2017 William Fevre Chablis ‘Bougros’ Grand Cru
“Bougros” sits on a very steep slope, with a gradient of more than 30%, facing south at the foot of the hill. This makes for a complex wine that shows well year after year.
Practicing sustainable growing in its vineyards for nearly 10 years now, Domaine William Fèvre obtained, in 2015, the “High Environmental Value” (HVE) status, the highest level of environmental certification in France.
Out of stock
In 1959 William Fèvre declared his first crop and marked the birth of the domain. Descended from a family that had lived in the Chablis region for over 250 years, it was only natural that he become a winemaker. Over the years the domain has acquired new vineyards in Chablis, all located in the historic terroirs. William Fèvre has become one of the biggest land owners in Chablis with 78 hectares of prestigious vineyards, of which, 15.9 are classified as Premiers Crus and 15.2 as Grand Crus.
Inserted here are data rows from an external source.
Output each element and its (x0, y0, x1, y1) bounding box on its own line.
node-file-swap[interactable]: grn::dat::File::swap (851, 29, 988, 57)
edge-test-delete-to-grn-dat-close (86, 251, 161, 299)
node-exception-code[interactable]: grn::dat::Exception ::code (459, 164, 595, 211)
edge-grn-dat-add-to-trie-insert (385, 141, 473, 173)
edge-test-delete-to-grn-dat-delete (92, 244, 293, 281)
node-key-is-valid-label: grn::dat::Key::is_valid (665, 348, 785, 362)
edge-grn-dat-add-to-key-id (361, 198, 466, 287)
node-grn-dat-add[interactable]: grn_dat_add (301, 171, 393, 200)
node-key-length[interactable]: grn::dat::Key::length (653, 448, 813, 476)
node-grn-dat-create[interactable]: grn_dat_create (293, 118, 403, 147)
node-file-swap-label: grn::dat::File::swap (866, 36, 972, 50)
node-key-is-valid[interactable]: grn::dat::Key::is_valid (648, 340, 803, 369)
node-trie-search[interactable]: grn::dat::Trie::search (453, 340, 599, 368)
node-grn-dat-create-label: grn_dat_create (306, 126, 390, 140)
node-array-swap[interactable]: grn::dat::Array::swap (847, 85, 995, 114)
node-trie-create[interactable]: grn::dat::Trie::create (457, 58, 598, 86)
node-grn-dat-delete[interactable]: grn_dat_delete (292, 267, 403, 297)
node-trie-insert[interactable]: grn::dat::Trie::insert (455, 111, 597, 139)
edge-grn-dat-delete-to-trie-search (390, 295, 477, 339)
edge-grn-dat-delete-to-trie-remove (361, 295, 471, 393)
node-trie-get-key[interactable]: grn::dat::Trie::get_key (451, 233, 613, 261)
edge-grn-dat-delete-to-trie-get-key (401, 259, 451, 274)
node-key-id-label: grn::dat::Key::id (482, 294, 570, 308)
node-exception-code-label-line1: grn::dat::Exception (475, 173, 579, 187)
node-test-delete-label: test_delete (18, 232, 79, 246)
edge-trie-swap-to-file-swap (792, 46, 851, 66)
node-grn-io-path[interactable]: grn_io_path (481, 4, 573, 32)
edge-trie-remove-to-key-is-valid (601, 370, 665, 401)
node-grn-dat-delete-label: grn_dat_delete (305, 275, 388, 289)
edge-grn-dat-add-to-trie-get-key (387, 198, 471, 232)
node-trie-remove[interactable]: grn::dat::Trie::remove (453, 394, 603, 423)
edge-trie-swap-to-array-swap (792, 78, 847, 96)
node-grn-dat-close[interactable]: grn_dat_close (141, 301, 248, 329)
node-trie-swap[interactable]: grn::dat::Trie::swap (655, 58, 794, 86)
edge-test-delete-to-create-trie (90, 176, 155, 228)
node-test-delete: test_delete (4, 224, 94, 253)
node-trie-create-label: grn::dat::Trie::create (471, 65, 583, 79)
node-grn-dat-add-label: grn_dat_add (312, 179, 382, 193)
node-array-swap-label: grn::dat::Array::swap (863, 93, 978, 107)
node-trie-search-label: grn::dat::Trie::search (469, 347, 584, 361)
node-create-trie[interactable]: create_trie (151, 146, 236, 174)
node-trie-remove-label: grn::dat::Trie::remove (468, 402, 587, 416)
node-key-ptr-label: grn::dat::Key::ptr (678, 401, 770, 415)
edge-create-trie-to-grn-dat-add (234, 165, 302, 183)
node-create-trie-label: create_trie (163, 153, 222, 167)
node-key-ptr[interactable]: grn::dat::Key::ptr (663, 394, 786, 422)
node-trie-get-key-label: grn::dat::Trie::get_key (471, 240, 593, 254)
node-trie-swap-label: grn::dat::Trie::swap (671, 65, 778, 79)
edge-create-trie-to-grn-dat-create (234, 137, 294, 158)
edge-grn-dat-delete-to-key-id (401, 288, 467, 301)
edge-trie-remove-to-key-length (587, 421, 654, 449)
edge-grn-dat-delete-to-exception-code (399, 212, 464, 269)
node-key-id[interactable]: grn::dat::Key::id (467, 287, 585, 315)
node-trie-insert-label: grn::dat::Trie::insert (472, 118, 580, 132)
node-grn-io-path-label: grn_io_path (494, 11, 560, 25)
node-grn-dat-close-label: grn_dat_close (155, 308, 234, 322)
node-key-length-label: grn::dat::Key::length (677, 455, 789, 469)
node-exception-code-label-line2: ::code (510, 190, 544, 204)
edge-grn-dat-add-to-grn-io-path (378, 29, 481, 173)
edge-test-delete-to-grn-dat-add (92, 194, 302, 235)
Domaine William Fèvre works passionately to express Chablis’ terroirs, respecting the region’s environment and traditional practices. They also maintain deep-rooted family values that they still instill today in their vineyards and wines thanks to modern technology and a resolute avant-garde vision. Style is an empty shell. Wine’s potential lies in its sensual response. For Chablis, this is derived from its terroir, which creates freshness and minerality.
As the most popular white grape for growing and consuming, Chardonnay can be made in a wide range of styles. These styles can vary from a sparkling Blanc de Blanc, or fresh fermented in stainless steel, to rich and creamy white wine aged in oak barrels. Notable regions for this grape include Chablis or Burgundy in France, Central Coast, Napa, and Sonoma in CA, and Western Australia. When pairing with food, consider the characteristics of your wine first. No brainer pairing options include seafood, salads, and white meat. Chardonnay, with its vast versatility, is everyone’s best friend.
Burgundy is a historical region in east-central France that covers a wide area with ranging climates. The large number of producers and appellations within Burgundy can make the region seem complicated to the eye. At its essence though, Burgundy can be quite simple. This is the home for Pinot Noir and Chardonnay, and these wines are second-to-none around the world. Burgundy winemakers were the pioneers for premium Chardonnay production and continue to provide a benchmark of excellence in viticulture and winemaking for all of their varieties.
Vineyard location is extremely important in Burgundy. The location will determine their quality level within the Burgundy appellation hierarchy. The highest-quality vineyards will generally have a south or southeast facing exposure providing the most access to sunlight and offering protection from westerly winds. These wines may be listed as premier cru or grand cru on the bottle label. Soils in Burgundy can vary depending on the area, but you’ll find many of them are rich in limestone and clay. Burgundian wines can age for many years if stored properly and will often hit their peak drinking age 5-10 years after production.
Chablis, the Côte d’Or, Côte Chalonnaise, Mâconnais and Beaujolais are all appellations within Burgundy that have different rules and produce different styles of wines. Perhaps even more well-known are the sub-appellations within. The small villages of Corton, Montrachet, Meursault, and so on have reputations for producing the best white wine in the world.